IDFV - Apple's ID for Vendors Explained

The ID for Vendors (IDFV) is a possible alternative that app owners can use in place of an IDFA to power some ad serving functionality if an IDFA is unavailable.

If a user opts out via the new App Tracking Transparency framework in iOS 14, app owners will not have the IDFA available to power advertising features like frequency capping or audience targeting.

Apple has given app owners the green light to use IDFV without consent:

The ID for Vendors (IDFV), may be used for analytics across apps from the same content provider. The IDFV may not be combined with other data to track a user across apps and websites owned by other companies unless you have been granted permission to track by the user.

But only allows developers to use the IDFV within the context of their own app or network of apps.

What is IDFV?

The IDFV is an identifier that is unique to an iOS device and persists on any app issued to the App Store from the same developer account. The value will remain identical on different apps on the same device as long as the same developer account published the apps to the App Store.
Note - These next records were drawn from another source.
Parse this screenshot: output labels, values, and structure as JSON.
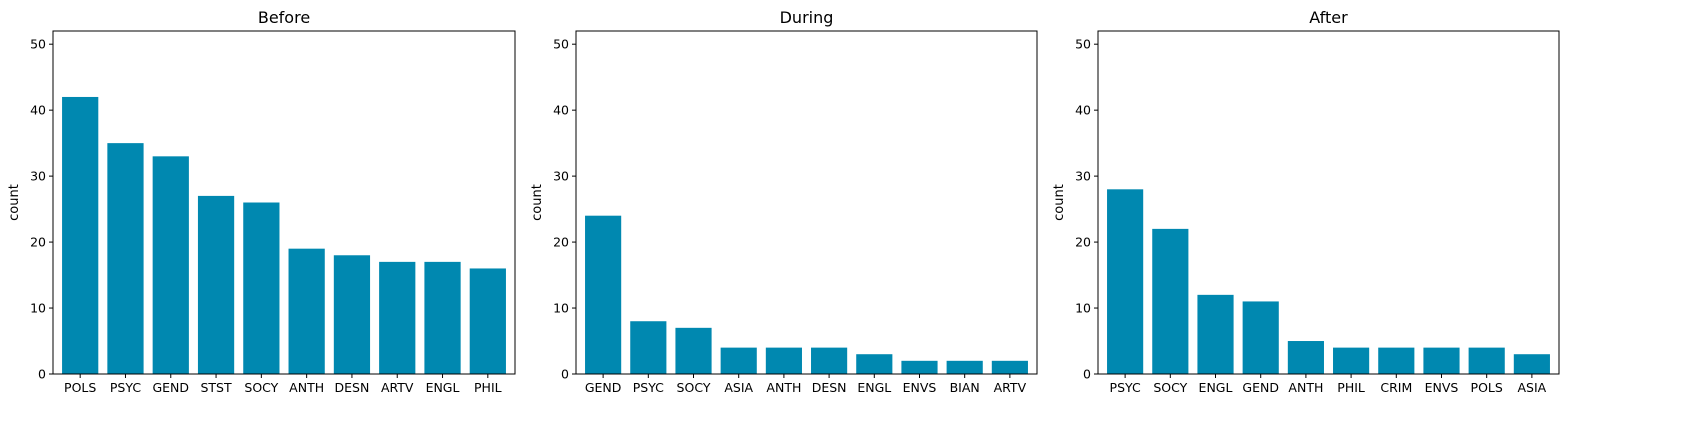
{
  "figure": {
    "bar_color": "#0088B0"
  },
  "chart_data": [
    {
      "type": "bar",
      "title": "Before",
      "xlabel": "",
      "ylabel": "count",
      "ylim": [
        0,
        52
      ],
      "yticks": [
        0,
        10,
        20,
        30,
        40,
        50
      ],
      "categories": [
        "POLS",
        "PSYC",
        "GEND",
        "STST",
        "SOCY",
        "ANTH",
        "DESN",
        "ARTV",
        "ENGL",
        "PHIL"
      ],
      "values": [
        42,
        35,
        33,
        27,
        26,
        19,
        18,
        17,
        17,
        16
      ]
    },
    {
      "type": "bar",
      "title": "During",
      "xlabel": "",
      "ylabel": "count",
      "ylim": [
        0,
        52
      ],
      "yticks": [
        0,
        10,
        20,
        30,
        40,
        50
      ],
      "categories": [
        "GEND",
        "PSYC",
        "SOCY",
        "ASIA",
        "ANTH",
        "DESN",
        "ENGL",
        "ENVS",
        "BIAN",
        "ARTV"
      ],
      "values": [
        24,
        8,
        7,
        4,
        4,
        4,
        3,
        2,
        2,
        2
      ]
    },
    {
      "type": "bar",
      "title": "After",
      "xlabel": "",
      "ylabel": "count",
      "ylim": [
        0,
        52
      ],
      "yticks": [
        0,
        10,
        20,
        30,
        40,
        50
      ],
      "categories": [
        "PSYC",
        "SOCY",
        "ENGL",
        "GEND",
        "ANTH",
        "PHIL",
        "CRIM",
        "ENVS",
        "POLS",
        "ASIA"
      ],
      "values": [
        28,
        22,
        12,
        11,
        5,
        4,
        4,
        4,
        4,
        3
      ]
    }
  ]
}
This is unlike the IDFA value since that value will persist across any app. The IDFV is much less useful than the IDFA for this reason. However, it may soon be the only identifier available to an app developer since Apple will start requiring users to manually opt-in to allow tracking in early 2021. If a user opts out, iOS will not permit an app to read a user’s IDFA value and will only have IDFV available.

IDFV for Advertising

There are two main use cases where an app publisher and their ad partners may want to utilize IDFV.

Frequency Capping

The IDFA value is used to track the number of times a particular user saw an ad. If an app does not have access to an IDFA, it can share the IDFV with an ad partner to assist with frequency capping.

This will only facilitate frequency capping within the context of a single app or a network of apps from a single developer. The IDFA value provided advertisers with a mechanism to control the frequency users see an individual add across all apps, so this is a dramatic step backward.

At a minimum, the IDFV value will limit ad fatigue within a single developer’s ecosystem.

Audience Targeting

App owners could presumably use the IDFV value to build first-party data sets based on the actions performed by users within the context of the app owner's ecosystem. A developer could pipe IDFV values to a DMP and organize them based on actions performed in their app as long as they are not connected to data collected fr0m any other third party.

For example, if a user is constantly browsing content related to power tools within an app, an app owner could place the IDFV in a “power-tool-lover” segment on their DMP. The app owner could push this segment to their ad server or SSP and sell inventory targeted to “power-tool-lover” users to a power tool advertiser.

Even though this use case is technically possible, it could be a risky business decision since Apple could decide to restrict this use case in the future.

Encouraging users to log in and subsequently assigning a proprietary identifier to that login might be the more prudent strategic business decision since Apple could not limit the usage of that identifier. Publishers can then build out custom first-party data sets using this PPID (publisher-provided identifier) for audience ad targeting.

The inevitable demise of the IDFA inches closer every day, and the ID for Vendors (IDFV) could function as a replacement to power some advertising functionality. However, when Apple's AppTracking Transparency framework goes live, developers will still have to implement SKAdNetwork to power app install tracking. Third-party data targeting based on IDFA will no longer offer the scale advertisers expect.

The times they are a-changin', and developers and advertisers will have to continue adapting to Apple’s new and more private world.